Güncel okul müdürü ve müdür yardımcısı maaşları Haber

Güncel okul müdürü ve müdür yardımcısı maaşları

Eğitim öğretimin temel noktası okullardaki personellerin yeni maaşları belli oldu. Yönetimin üst seviyesinde yer alan okul müdürleri ile müdür yardımcılarının kazançları ise pek çok kişi tarafından merak edilmekte. Ara zamların okul müdür ve yardımcılarının maaşlarına ne kadar yansıdığını sizin için derledik. Okul müdürleri ne iş yapar? Bulunduğu okulun yönetiminden sorumlu olan okul müdürleri, orada bulunan üst düzey yönetici pozisyonundadır. Bu nedenle kurumdaki en yetkili kişidir. Milli Eğitim Bakanlığı’na bağlı kurumlar olan okullarda görev yapan bu kişiler, bakanlığın belirlediği eğitim ve öğretim faaliyetlerinin doğru bir şekilde gerçekleştirilmesi için çalışır. Güvenlik protokolleri ve acil müdahale gerektiren konularda başat rol oynarlar. Öğrencileri, öğretmenleri, okul personellerini denetleyerek okulun günlük işleyişinin sorumluluğunu alan okul müdürleri, velilerle de yakın temas halindedir.
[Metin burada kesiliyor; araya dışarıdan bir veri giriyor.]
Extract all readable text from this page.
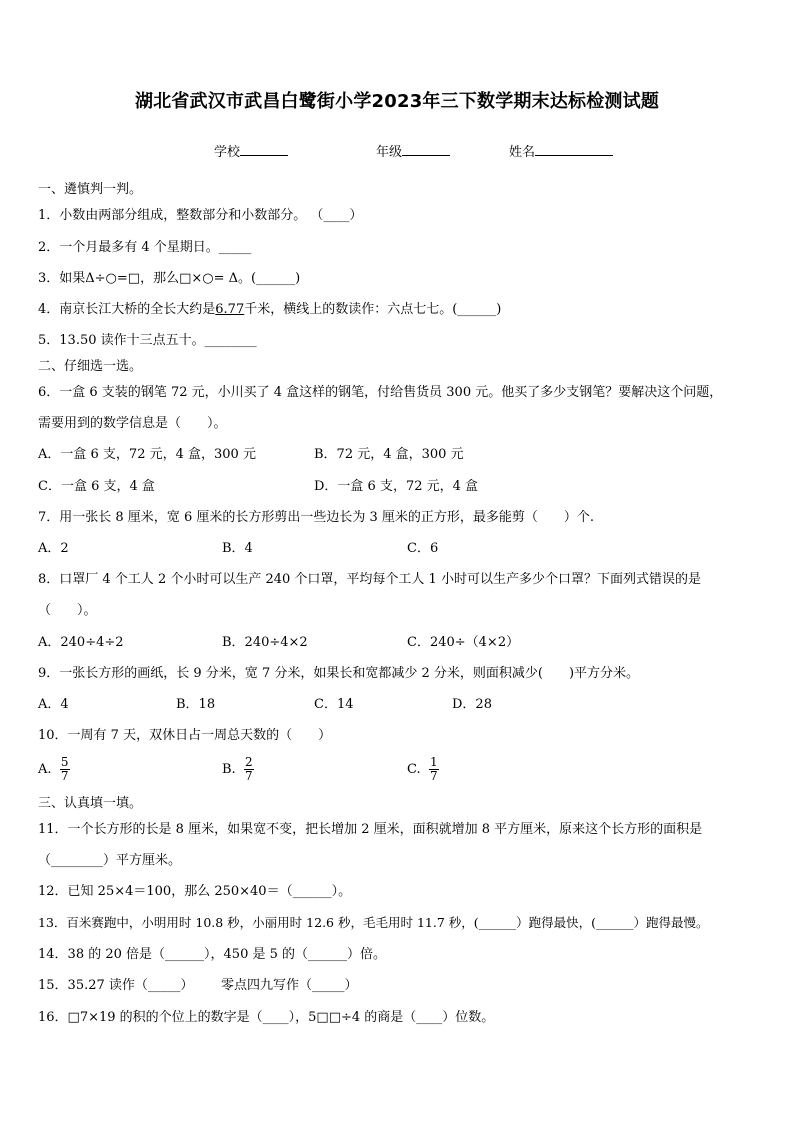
湖北省武汉市武昌白鹭街小学2023年三下数学期末达标检测试题
学校	年级	姓名
一、遴慎判一判。
1．小数由两部分组成，整数部分和小数部分。 （____）
2．一个月最多有 4 个星期日。_____
3．如果Δ÷○=□，那么□×○= Δ。(______)
4．南京长江大桥的全长大约是6.77千米，横线上的数读作：六点七七。(______)
5．13.50 读作十三点五十。________
二、仔细选一选。
6．一盒 6 支装的钢笔 72 元，小川买了 4 盒这样的钢笔，付给售货员 300 元。他买了多少支钢笔？要解决这个问题，
需要用到的数学信息是（　　）。
A．一盒 6 支，72 元，4 盒，300 元	B．72 元，4 盒，300 元
C．一盒 6 支，4 盒	D．一盒 6 支，72 元，4 盒
7．用一张长 8 厘米，宽 6 厘米的长方形剪出一些边长为 3 厘米的正方形，最多能剪（　　）个.
A．2	B．4	C．6
8．口罩厂 4 个工人 2 个小时可以生产 240 个口罩，平均每个工人 1 小时可以生产多少个口罩？下面列式错误的是
（　　）。
A．240÷4÷2	B．240÷4×2	C．240÷（4×2）
9．一张长方形的画纸，长 9 分米，宽 7 分米，如果长和宽都减少 2 分米，则面积减少(　　)平方分米。
A．4	B．18	C．14	D．28
10．一周有 7 天，双休日占一周总天数的（　　）
A. $\frac{5}{7}$	B. $\frac{2}{7}$	C. $\frac{1}{7}$
三、认真填一填。
11．一个长方形的长是 8 厘米，如果宽不变，把长增加 2 厘米，面积就增加 8 平方厘米，原来这个长方形的面积是
（________）平方厘米。
12．已知 25×4＝100，那么 250×40＝（______）。
13．百米赛跑中，小明用时 10.8 秒，小丽用时 12.6 秒，毛毛用时 11.7 秒，(______）跑得最快，(______）跑得最慢。
14．38 的 20 倍是（______），450 是 5 的（______）倍。
15．35.27 读作（_____） 零点四九写作（_____）
16．□7×19 的积的个位上的数字是（____），5□□÷4 的商是（____）位数。
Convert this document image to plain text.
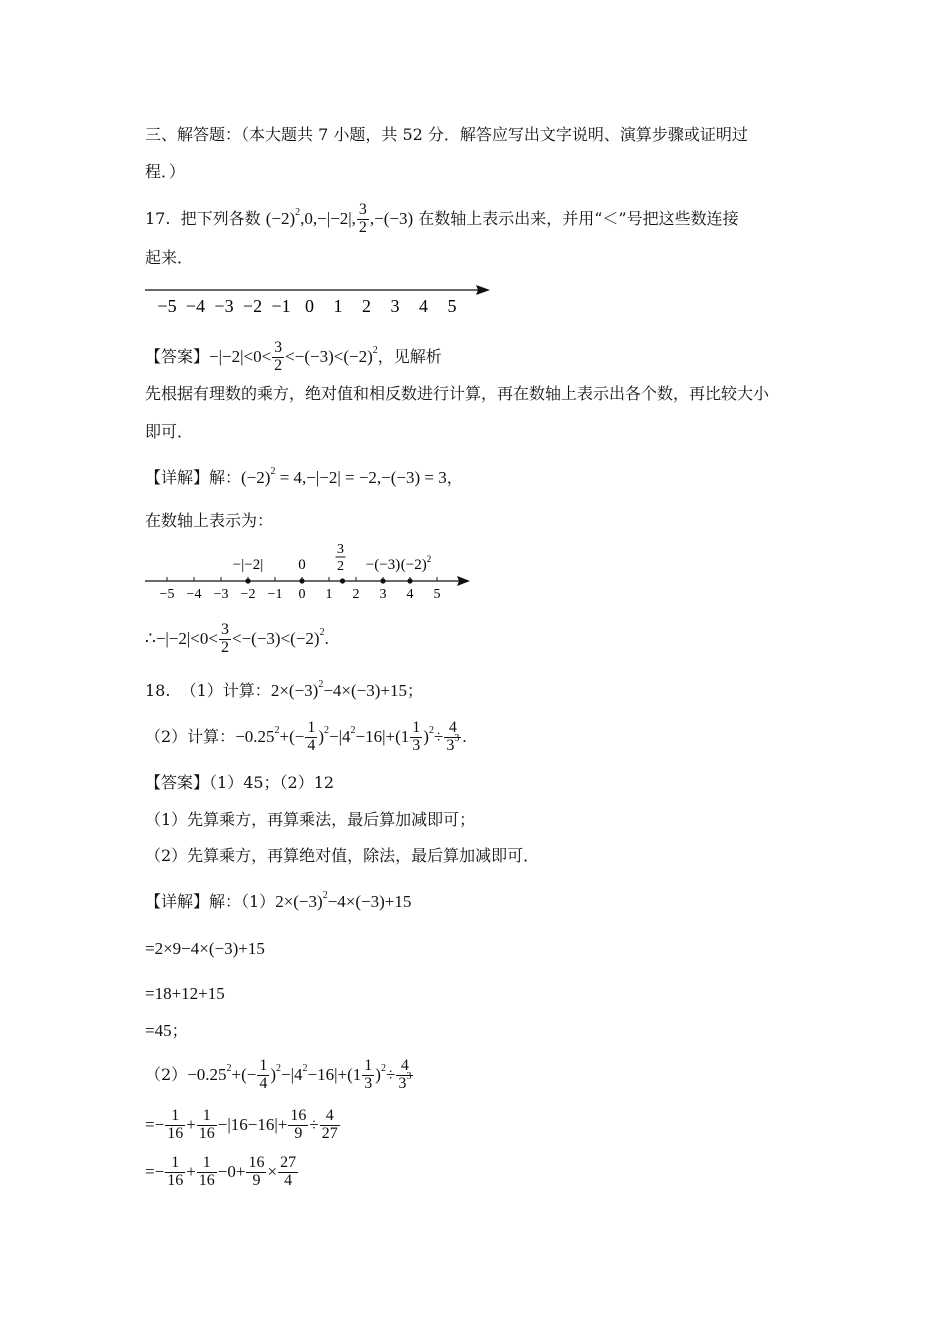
三、解答题：（本大题共 7 小题，共 52 分．解答应写出文字说明、演算步骤或证明过
程．）
17. 把下列各数 $(-2)^2,0,-|-2|$, $\frac{3}{2} ,-(-3)$ 在数轴上表示出来，并用“＜”号把这些数连接
起来．
−5 −4 −3 −2 −1 0 1 2 3 4 5
【答案】$-|-2|<0< \frac{3}{2} <-(-3)<(-2)^2$，见解析
先根据有理数的乘方，绝对值和相反数进行计算，再在数轴上表示出各个数，再比较大小
即可．
【详解】解：$(-2)^2 = 4,-|-2| = -2,-(-3) = 3$，
在数轴上表示为：
−5 −4 −3 −2 −1 0 1 2 3 4 5
−|−2| 0
3
2 −(−3) $(-2)^2$
∴−|−2|<0< $\frac{3}{2} <-(-3)<(-2)^2$.
18. （1）计算：$2\times(-3)^2-4\times(-3)+15$；
（2）计算：$-0.25^2+(- \frac{1}{4} )^2-|4^2-16|+(1 \frac{1}{3} )^2\div \frac{4}{3^3}$ .
【答案】（1）45；（2）12
（1）先算乘方，再算乘法，最后算加减即可；
（2）先算乘方，再算绝对值，除法，最后算加减即可．
【详解】解：$(1)2\times(-3)^2-4\times(-3)+15$
=2×9−4×(−3)+15
=18+12+15
=45；
$(2)-0.25^2+(- \frac{1}{4} )^2-|4^2-16|+(1 \frac{1}{3} )^2\div \frac{4}{3^3}$
=− $\frac{1}{16} + \frac{1}{16} -|16-16|+ \frac{16}{9} \div \frac{4}{27}$
=− $\frac{1}{16} + \frac{1}{16} -0+ \frac{16}{9} \times \frac{27}{4}$
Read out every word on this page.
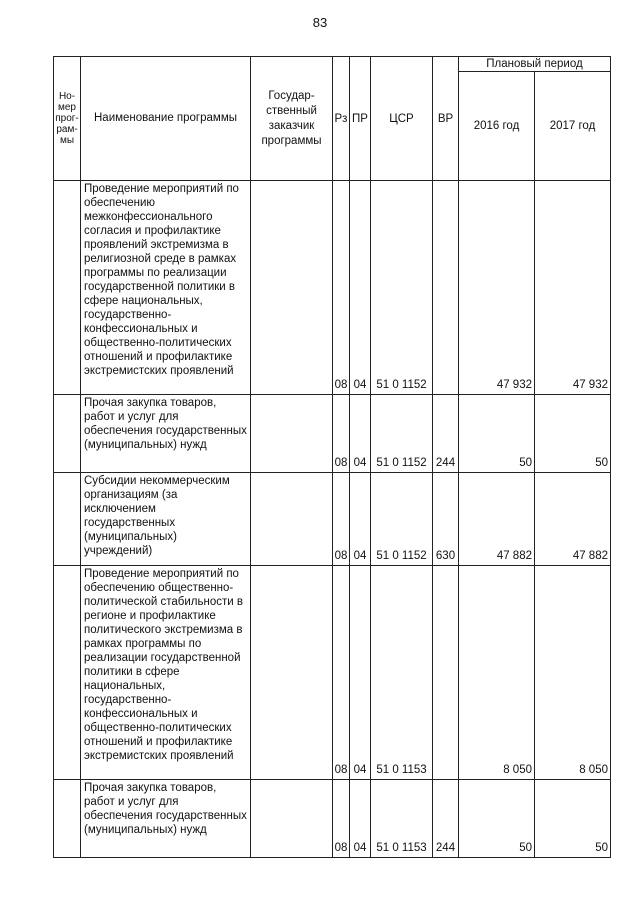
83
Но-мер прог-рам-мы	Наименование программы	Государ-ственный заказчик программы	Рз	ПР	ЦСР	ВР	Плановый период	
							2016 год	2017 год
	Проведение мероприятий по обеспечению межконфессионального согласия и профилактике проявлений экстремизма в религиозной среде в рамках программы по реализации государственной политики в сфере национальных, государственно-конфессиональных и общественно-политических отношений и профилактике экстремистских проявлений		08	04	51 0 1152		47 932	47 932
	Прочая закупка товаров, работ и услуг для обеспечения государственных (муниципальных) нужд		08	04	51 0 1152	244	50	50
	Субсидии некоммерческим организациям (за исключением государственных (муниципальных) учреждений)		08	04	51 0 1152	630	47 882	47 882
	Проведение мероприятий по обеспечению общественно-политической стабильности в регионе и профилактике политического экстремизма в рамках программы по реализации государственной политики в сфере национальных, государственно-конфессиональных и общественно-политических отношений и профилактике экстремистских проявлений		08	04	51 0 1153		8 050	8 050
	Прочая закупка товаров, работ и услуг для обеспечения государственных (муниципальных) нужд		08	04	51 0 1153	244	50	50
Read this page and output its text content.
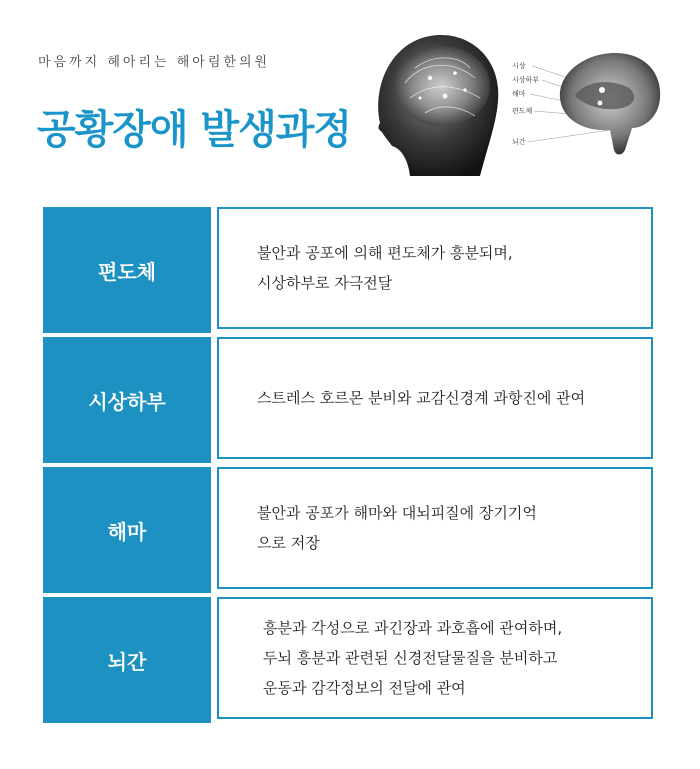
마음까지 헤아리는 해아림한의원
공황장애 발생과정
시상
시상하부
해마
편도체
뇌간
편도체
불안과 공포에 의해 편도체가 흥분되며,
시상하부로 자극전달
시상하부	스트레스 호르몬 분비와 교감신경계 과항진에 관여
해마
불안과 공포가 해마와 대뇌피질에 장기기억
으로 저장
뇌간
흥분과 각성으로 과긴장과 과호흡에 관여하며,
두뇌 흥분과 관련된 신경전달물질을 분비하고
운동과 감각정보의 전달에 관여
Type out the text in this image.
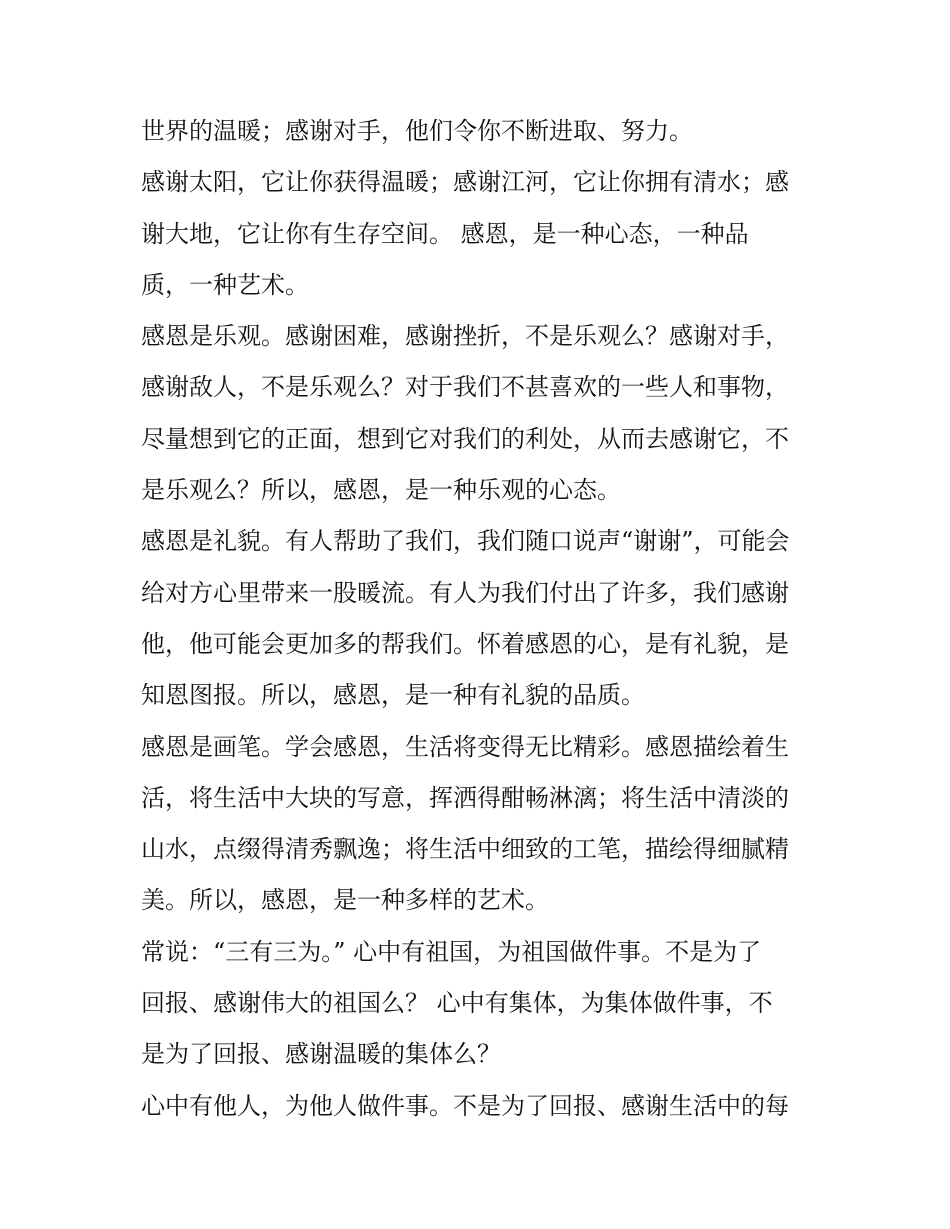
世界的温暖；感谢对手，他们令你不断进取、努力。
感谢太阳，它让你获得温暖；感谢江河，它让你拥有清水；感
谢大地，它让你有生存空间。 感恩，是一种心态，一种品
质，一种艺术。
感恩是乐观。感谢困难，感谢挫折，不是乐观么？感谢对手，
感谢敌人，不是乐观么？对于我们不甚喜欢的一些人和事物，
尽量想到它的正面，想到它对我们的利处，从而去感谢它，不
是乐观么？所以，感恩，是一种乐观的心态。
感恩是礼貌。有人帮助了我们，我们随口说声“谢谢”，可能会
给对方心里带来一股暖流。有人为我们付出了许多，我们感谢
他，他可能会更加多的帮我们。怀着感恩的心，是有礼貌，是
知恩图报。所以，感恩，是一种有礼貌的品质。
感恩是画笔。学会感恩，生活将变得无比精彩。感恩描绘着生
活，将生活中大块的写意，挥洒得酣畅淋漓；将生活中清淡的
山水，点缀得清秀飘逸；将生活中细致的工笔，描绘得细腻精
美。所以，感恩，是一种多样的艺术。
常说：“三有三为。” 心中有祖国，为祖国做件事。不是为了
回报、感谢伟大的祖国么？ 心中有集体，为集体做件事，不
是为了回报、感谢温暖的集体么？
心中有他人，为他人做件事。不是为了回报、感谢生活中的每
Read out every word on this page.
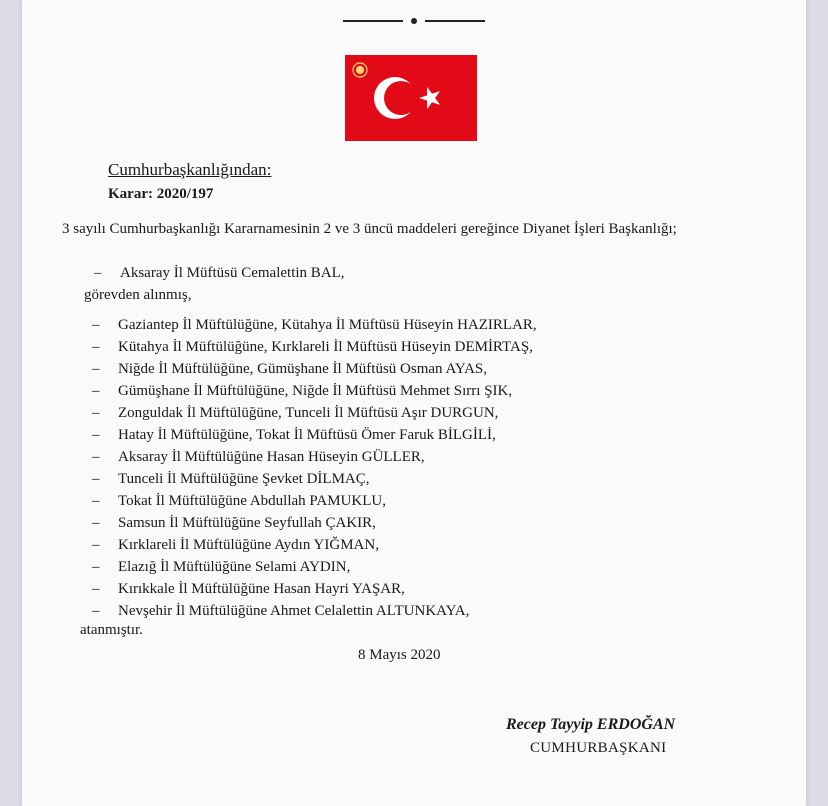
Cumhurbaşkanlığından:
Karar: 2020/197
3 sayılı Cumhurbaşkanlığı Kararnamesinin 2 ve 3 üncü maddeleri gereğince Diyanet İşleri Başkanlığı;
– Aksaray İl Müftüsü Cemalettin BAL,
görevden alınmış,
– Gaziantep İl Müftülüğüne, Kütahya İl Müftüsü Hüseyin HAZIRLAR,
– Kütahya İl Müftülüğüne, Kırklareli İl Müftüsü Hüseyin DEMİRTAŞ,
– Niğde İl Müftülüğüne, Gümüşhane İl Müftüsü Osman AYAS,
– Gümüşhane İl Müftülüğüne, Niğde İl Müftüsü Mehmet Sırrı ŞIK,
– Zonguldak İl Müftülüğüne, Tunceli İl Müftüsü Aşır DURGUN,
– Hatay İl Müftülüğüne, Tokat İl Müftüsü Ömer Faruk BİLGİLİ,
– Aksaray İl Müftülüğüne Hasan Hüseyin GÜLLER,
– Tunceli İl Müftülüğüne Şevket DİLMAÇ,
– Tokat İl Müftülüğüne Abdullah PAMUKLU,
– Samsun İl Müftülüğüne Seyfullah ÇAKIR,
– Kırklareli İl Müftülüğüne Aydın YIĞMAN,
– Elazığ İl Müftülüğüne Selami AYDIN,
– Kırıkkale İl Müftülüğüne Hasan Hayri YAŞAR,
– Nevşehir İl Müftülüğüne Ahmet Celalettin ALTUNKAYA,
atanmıştır.
8 Mayıs 2020
Recep Tayyip ERDOĞAN
CUMHURBAŞKANI
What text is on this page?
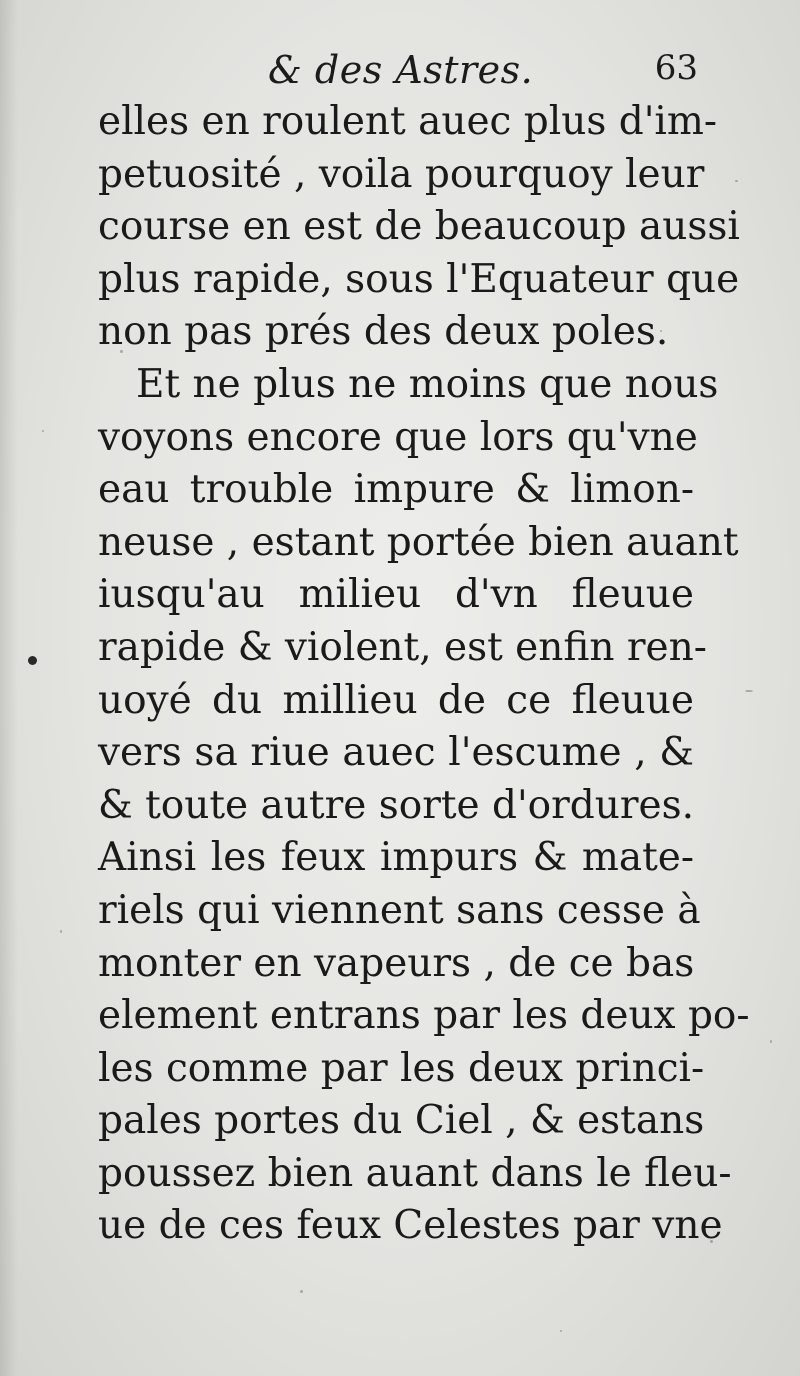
& des Astres.	63
elles en roulent auec plus d'im-
petuosité , voila pourquoy leur
course en est de beaucoup aussi
plus rapide, sous l'Equateur que
non pas prés des deux poles.
Et ne plus ne moins que nous
voyons encore que lors qu'vne
eau trouble impure & limon-
neuse , estant portée bien auant
iusqu'au milieu d'vn fleuue
rapide & violent, est enfin ren-
uoyé du millieu de ce fleuue
vers sa riue auec l'escume , &
& toute autre sorte d'ordures.
Ainsi les feux impurs & mate-
riels qui viennent sans cesse à
monter en vapeurs , de ce bas
element entrans par les deux po-
les comme par les deux princi-
pales portes du Ciel , & estans
poussez bien auant dans le fleu-
ue de ces feux Celestes par vne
Okula dair önemli kararların verilmesin, düzenin sağlanması ve denetlenmesi sorumluluk alanlarıdır. Okul müdür yardımcılarının görevleri Okullarda müdürden sonra en yetkili kişi olan müdür yardımcıları, okula dair tüm yönetim işlerine destek vermektedir. Yazışmalar, güvenlik ve yönetim işlemleri, etkinlik düzenlemeleri, beslenme koşulları ve güvenliğe dair konularda aktif görev alırlar. Okul müdürü ile koordineli çalışan müdür yardımcıları, müdürün verdiği görevleri yerine getirmekle yükümlüdür. Okulda müdür ya da müdür başyardımcısı bulunmadığında, okul müdür yardımcıları onların görevlerini devralmaktadır. Okul müdürü ve yardımcılarının güncel maaşları Milli Eğitim Bakanlığı’na bağlı herhangi bir okula bağlı olarak çalışan müdürler ve müdür yardımcılarının aldıkları aylık maaş tutarları; mesleki deneyimlerine, çalışma sürelerine, okulun bulunduğu bölgeye ve okulun büyüklük oranına göre farklılık göstermektedir. Bir okul müdürü aylık ortalama 21 bin 740 TL kazanmaktadır. En düşük okul müdür maaşı 17 bin 400 TL, en yüksek okul müdür maaşı ise 40 bin TL olmaktadır. Okul müdür yardımcılarının ortalama aylık kazancı ise 18 bin 380 TL’dir. En düşük okul müdür yardımcısı maaşı 14 bin 700 TL iken, en yüksek okul müdür maaşı ise 29 bin 380 TL’dir.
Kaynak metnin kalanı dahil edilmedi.